Há vida para além do trabalho

Tempo

Sempre o tempo!
figo verde

O tempo! Sempre o tempo!

E porque o tempo não é ilimitado, há alturas que temos de optar. Optar pelo que é realmente importante. Optar pelo que vale a pena e pelo que não podemos, simplesmente, deixar para depois!

Às vezes, por razões que a razão (des)conhece, não podemos optar. E porque não podemos optar, perdemos tempo com coisas que, simplesmente, não merecem o tempo gasto (ou perdido!) 

Dias da vida e btt

dias da vida e btt!

Os anos fogem! 


Como o fumo num dia de vento, as horas dos dias e os dias das semanas desaparecem a uma velocidade que me assusta. Por motivos explicados numa outra publicação, é a sexta-feira que marca o compasso, o jantar de sexta - para ser mais preciso!

E a sensação é que as sextas se sucedem como se as semanas fossem de dois ou três dias. O tempo foge e os dias não dão tempo ao tempo. Tudo é muito rápido! Tudo é demasiado rápido e tudo parece pretérito.  

Houve tempos em que o tempo rendia mais tempo. Em que o tempo parecia ter outro ritmo, outra cadência. Uma passagem mais lenta dos ponteiros do relógio. 

O BTT é uma das atividades que retomei no período de pandemia. Voltei ao BTT pela perda! A perda da minha mãe. Agora, quando saio para circular uns quilómetros, sozinho ou acompanhado, frequentemente penso na minha mãe. Quando fizemos as partilhas pensei em comprar um computador, mas depois das conversações familiares, decidi investir no lazer e não no trabalho. Sempre o trabalho - não pode ser!
Andar de bicicleta e ser-se mais livre e Liberdade é poder sentir-se o vento e o calor, o frio e o bater do coração nas subidas ou o medo até; é escutar o som dos pássaros, o rebentar das ondas à beira mar e o coaxar das rãs nas ribeiras; é sentir a adrenalina nas descidas e guardar na memória a sensação da água gelada da chuva e da lama pesada ou o pó seco e o calor sufocante. A sensação de liberdade - ainda mais nestes tempos em que tanto sentimos falta de ser vento.
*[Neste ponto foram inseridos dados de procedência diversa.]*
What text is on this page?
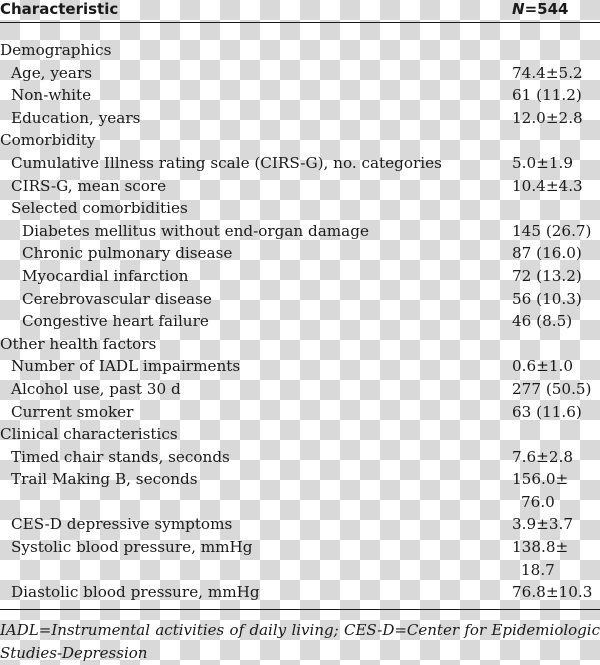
Characteristic	N=544
Demographics
Age, years	74.4±5.2
Non-white	61 (11.2)
Education, years	12.0±2.8
Comorbidity
Cumulative Illness rating scale (CIRS-G), no. categories	5.0±1.9
CIRS-G, mean score	10.4±4.3
Selected comorbidities
Diabetes mellitus without end-organ damage	145 (26.7)
Chronic pulmonary disease	87 (16.0)
Myocardial infarction	72 (13.2)
Cerebrovascular disease	56 (10.3)
Congestive heart failure	46 (8.5)
Other health factors
Number of IADL impairments	0.6±1.0
Alcohol use, past 30 d	277 (50.5)
Current smoker	63 (11.6)
Clinical characteristics
Timed chair stands, seconds	7.6±2.8
Trail Making B, seconds	156.0±
76.0
CES-D depressive symptoms	3.9±3.7
Systolic blood pressure, mmHg	138.8±
18.7
Diastolic blood pressure, mmHg	76.8±10.3
IADL=Instrumental activities of daily living; CES-D=Center for Epidemiologic Studies-Depression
Hoje não choveu, mas foi desses dias de liberdade. Entre montanha, com subidas e descidas acentuadas, asfalto e terra, pedra e água, rãs, cobras, coelhos e perdizes, mato e tudo mais o que se pode imaginar e que se tem direito - bifana também! Hoje foi um dia (manhã) de suor, de esforço, de amizade, de passeio e de descoberta. Liberdade e (gratidão) de poder ser livre.

Pizza day

Pizza à sexta!
IMG_20210109_200713
Receita

Faço sempre a "olhómetro", mas é qualquer coisa como:

330 g de água

5 g de fermento seco de padeiro*

550 g de farinha tipo 55

1 colher chá de sal

É só por na Bimby e amassar. Depois finalizar à mão para o toque final!


* Em relação ao fermento, eu uso isco e por isso tudo precisa de mais tempo e paciência e varia muito com a temperatura ambiente.

Sexta-feira é dia de pizza! Toda a gente sabe disso! 😉 
Cá por casa, há muitos anos que celebramos o final da semana com um jantar de pizza. E, quase sempre, temos de encolher os ossos para caber mais alguém na mesa (menos no tempo de pandemia). Familiares, amigos ou amigos de amigos acomodam-se à mesa e a regra é só uma - cada um escolhe os ingredientes do recheio e faz a sua pizza.

Houve tempos em que fazíamos piquenique na sala de estar, mas isso era quando não havia convidados e antes de termos a nossa Cookie (uma cadelinha). 

O ritual da pizza começa na véspera. Ativo o isco que guardo no frigorífico, semana após semana, e tento fazer a massa com 24h de antecedência. Divido a massa em bolas untadas com azeite, numa caixa de plástico, que guardo no frio e que retiro 2h antes de fazer as pizzas, para que fiquem à temperatura ambiente. É um processo que fui ajustando com o tempo e que, dependendo dos dias, do tempo disponível e da paciência, vou continuando a ajustar. 

Uso um forno especial para pizzas que atinge temperaturas mais elevadas e que deixa as bordas mais tostadas - um G3 Ferrari, que comprei online.